L’uomo che da 53 anni costruisce la sua cattedrale

Justo Gallego

“Un edificio così, posso tirartelo su in… 144 ore, esattamente sei giorni. Ed il settimo ci riposiamo” Ah, si. La modernità! Che consente ad un’impresa, del tipo maggiormente rappresentativo di questa realtà dell’edilizia, di costruire un qualche cosa a pezzi, nelle incandescenti acciaierie e gli stabilimenti di lavorazione cementizi. Quindi caricarlo su dozzine di camion, raggiungere la posizione pre-determinata e con un gran dispiegamento di uomini, di mezzi e attrezzature, rendere reale il fabbricato, così. Ci sono aziende prevalentemente cinesi che, negli ultimi anni, si sono ferocemente combattute al fine di creare il palazzo più alto nel più breve tempo possibile (40 piani in 4 giorni, 120 piani in 10 giorni!) dimostrandosi potenze rilevanti nella progressiva inurbazione delle masse popolari un tempo disagiate.

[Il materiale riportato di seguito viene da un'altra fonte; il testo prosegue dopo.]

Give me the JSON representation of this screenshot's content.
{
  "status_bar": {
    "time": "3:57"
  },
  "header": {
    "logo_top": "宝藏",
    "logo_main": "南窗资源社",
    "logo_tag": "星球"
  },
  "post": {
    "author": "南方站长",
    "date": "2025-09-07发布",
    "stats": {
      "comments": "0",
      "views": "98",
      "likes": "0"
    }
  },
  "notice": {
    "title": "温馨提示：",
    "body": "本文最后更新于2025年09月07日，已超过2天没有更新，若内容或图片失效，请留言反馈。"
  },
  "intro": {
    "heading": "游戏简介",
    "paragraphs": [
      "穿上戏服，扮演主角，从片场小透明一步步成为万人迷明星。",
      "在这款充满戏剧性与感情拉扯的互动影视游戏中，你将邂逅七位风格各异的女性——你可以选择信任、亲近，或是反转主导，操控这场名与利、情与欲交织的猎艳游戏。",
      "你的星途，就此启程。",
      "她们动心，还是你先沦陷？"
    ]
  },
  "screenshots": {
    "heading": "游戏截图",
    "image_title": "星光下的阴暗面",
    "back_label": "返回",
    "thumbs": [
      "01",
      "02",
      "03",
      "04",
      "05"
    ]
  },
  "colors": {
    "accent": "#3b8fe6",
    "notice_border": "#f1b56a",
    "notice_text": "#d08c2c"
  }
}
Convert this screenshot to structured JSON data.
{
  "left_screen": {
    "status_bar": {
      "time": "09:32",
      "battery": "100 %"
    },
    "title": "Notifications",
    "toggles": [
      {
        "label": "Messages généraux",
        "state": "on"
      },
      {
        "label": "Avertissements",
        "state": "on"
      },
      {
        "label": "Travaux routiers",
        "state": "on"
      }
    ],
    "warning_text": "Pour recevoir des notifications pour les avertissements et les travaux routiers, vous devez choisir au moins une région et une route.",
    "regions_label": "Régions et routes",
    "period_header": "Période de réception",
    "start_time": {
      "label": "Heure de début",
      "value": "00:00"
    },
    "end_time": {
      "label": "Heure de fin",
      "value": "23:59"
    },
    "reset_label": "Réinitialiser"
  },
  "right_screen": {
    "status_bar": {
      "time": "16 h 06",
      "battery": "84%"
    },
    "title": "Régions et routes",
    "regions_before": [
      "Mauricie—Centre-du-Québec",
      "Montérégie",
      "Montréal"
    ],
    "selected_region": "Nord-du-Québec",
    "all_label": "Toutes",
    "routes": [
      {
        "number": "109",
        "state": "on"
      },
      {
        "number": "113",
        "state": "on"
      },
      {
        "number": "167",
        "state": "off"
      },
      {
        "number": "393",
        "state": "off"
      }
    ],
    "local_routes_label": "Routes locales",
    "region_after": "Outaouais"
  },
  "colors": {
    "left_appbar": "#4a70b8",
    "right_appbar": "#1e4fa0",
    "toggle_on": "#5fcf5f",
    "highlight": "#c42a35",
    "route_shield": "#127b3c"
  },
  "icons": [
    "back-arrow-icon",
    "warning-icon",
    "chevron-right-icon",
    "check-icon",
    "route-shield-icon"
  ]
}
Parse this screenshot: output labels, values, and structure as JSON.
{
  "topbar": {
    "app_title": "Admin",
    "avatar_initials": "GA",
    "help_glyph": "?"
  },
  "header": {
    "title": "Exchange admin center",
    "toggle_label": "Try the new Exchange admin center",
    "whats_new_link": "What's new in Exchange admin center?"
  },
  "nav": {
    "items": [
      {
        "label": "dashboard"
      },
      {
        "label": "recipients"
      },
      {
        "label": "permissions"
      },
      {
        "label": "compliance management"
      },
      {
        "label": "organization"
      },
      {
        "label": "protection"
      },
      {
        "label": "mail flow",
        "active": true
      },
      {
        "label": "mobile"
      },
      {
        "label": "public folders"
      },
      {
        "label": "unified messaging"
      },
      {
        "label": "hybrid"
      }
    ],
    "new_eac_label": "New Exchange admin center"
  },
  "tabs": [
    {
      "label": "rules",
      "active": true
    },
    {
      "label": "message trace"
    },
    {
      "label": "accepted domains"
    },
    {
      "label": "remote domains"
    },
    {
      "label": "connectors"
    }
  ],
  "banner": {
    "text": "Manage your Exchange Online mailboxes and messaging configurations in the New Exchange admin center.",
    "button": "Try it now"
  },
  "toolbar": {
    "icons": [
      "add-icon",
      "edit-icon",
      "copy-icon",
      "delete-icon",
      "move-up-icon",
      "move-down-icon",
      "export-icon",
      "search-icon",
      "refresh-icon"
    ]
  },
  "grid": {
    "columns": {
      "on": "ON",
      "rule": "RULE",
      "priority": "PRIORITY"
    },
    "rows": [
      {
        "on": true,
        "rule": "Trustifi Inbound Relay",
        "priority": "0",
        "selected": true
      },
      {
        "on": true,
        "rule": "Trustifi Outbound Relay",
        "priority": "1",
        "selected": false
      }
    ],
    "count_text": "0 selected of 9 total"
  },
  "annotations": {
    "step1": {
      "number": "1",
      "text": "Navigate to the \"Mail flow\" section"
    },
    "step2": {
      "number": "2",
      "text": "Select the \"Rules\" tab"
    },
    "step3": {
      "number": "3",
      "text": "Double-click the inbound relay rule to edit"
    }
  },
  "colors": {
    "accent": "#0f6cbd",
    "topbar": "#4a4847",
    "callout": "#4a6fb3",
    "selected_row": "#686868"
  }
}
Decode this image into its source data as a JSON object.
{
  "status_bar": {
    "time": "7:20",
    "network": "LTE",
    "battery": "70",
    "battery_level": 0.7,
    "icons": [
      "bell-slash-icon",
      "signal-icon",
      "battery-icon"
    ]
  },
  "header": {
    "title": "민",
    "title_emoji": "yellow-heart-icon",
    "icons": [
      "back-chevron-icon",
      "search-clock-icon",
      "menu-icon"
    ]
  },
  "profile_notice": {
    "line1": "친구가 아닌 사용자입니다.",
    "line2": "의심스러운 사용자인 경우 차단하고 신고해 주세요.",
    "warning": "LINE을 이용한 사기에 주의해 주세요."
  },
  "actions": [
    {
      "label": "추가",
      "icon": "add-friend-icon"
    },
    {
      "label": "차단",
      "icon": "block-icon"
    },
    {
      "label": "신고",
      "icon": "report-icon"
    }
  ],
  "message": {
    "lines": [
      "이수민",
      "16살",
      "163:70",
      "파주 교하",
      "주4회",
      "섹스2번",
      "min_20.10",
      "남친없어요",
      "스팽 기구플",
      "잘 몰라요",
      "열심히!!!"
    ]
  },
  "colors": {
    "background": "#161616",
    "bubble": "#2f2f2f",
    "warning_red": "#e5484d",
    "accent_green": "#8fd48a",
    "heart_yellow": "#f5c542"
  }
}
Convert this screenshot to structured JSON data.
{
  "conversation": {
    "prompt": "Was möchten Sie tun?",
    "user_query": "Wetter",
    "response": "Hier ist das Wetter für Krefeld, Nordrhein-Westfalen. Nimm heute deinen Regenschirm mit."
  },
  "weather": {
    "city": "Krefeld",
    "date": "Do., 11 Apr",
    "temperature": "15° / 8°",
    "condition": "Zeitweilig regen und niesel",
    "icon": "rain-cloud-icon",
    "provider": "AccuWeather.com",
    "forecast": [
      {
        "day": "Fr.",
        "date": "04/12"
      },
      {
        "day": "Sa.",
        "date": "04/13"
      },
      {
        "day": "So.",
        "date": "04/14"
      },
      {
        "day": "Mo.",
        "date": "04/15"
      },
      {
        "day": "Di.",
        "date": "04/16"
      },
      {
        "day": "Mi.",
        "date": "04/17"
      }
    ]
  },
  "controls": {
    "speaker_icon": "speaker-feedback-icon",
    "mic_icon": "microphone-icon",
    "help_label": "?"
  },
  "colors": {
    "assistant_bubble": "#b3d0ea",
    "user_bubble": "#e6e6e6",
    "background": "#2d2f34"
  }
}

Il mondo cresce, l’ha sempre fatto e non potrà mai smettere di farlo. Tanto che sarebbe possibile, allo stato dei fatti attuali, replicare da una luna piena all’altra un qualunque tra le più grandi opere architettoniche del passato. Eppure, in quale modo queste sarebbero la stessa cosa? Nell’aspetto? Possibile. Nella limitatezza di funzioni e convenienza? Forse, ma non credo. Nello spirito? Impossibile! Non tutto quello che lo rende meritevole di essere abitato, merita di essere privato del suo originario quantum di complessità.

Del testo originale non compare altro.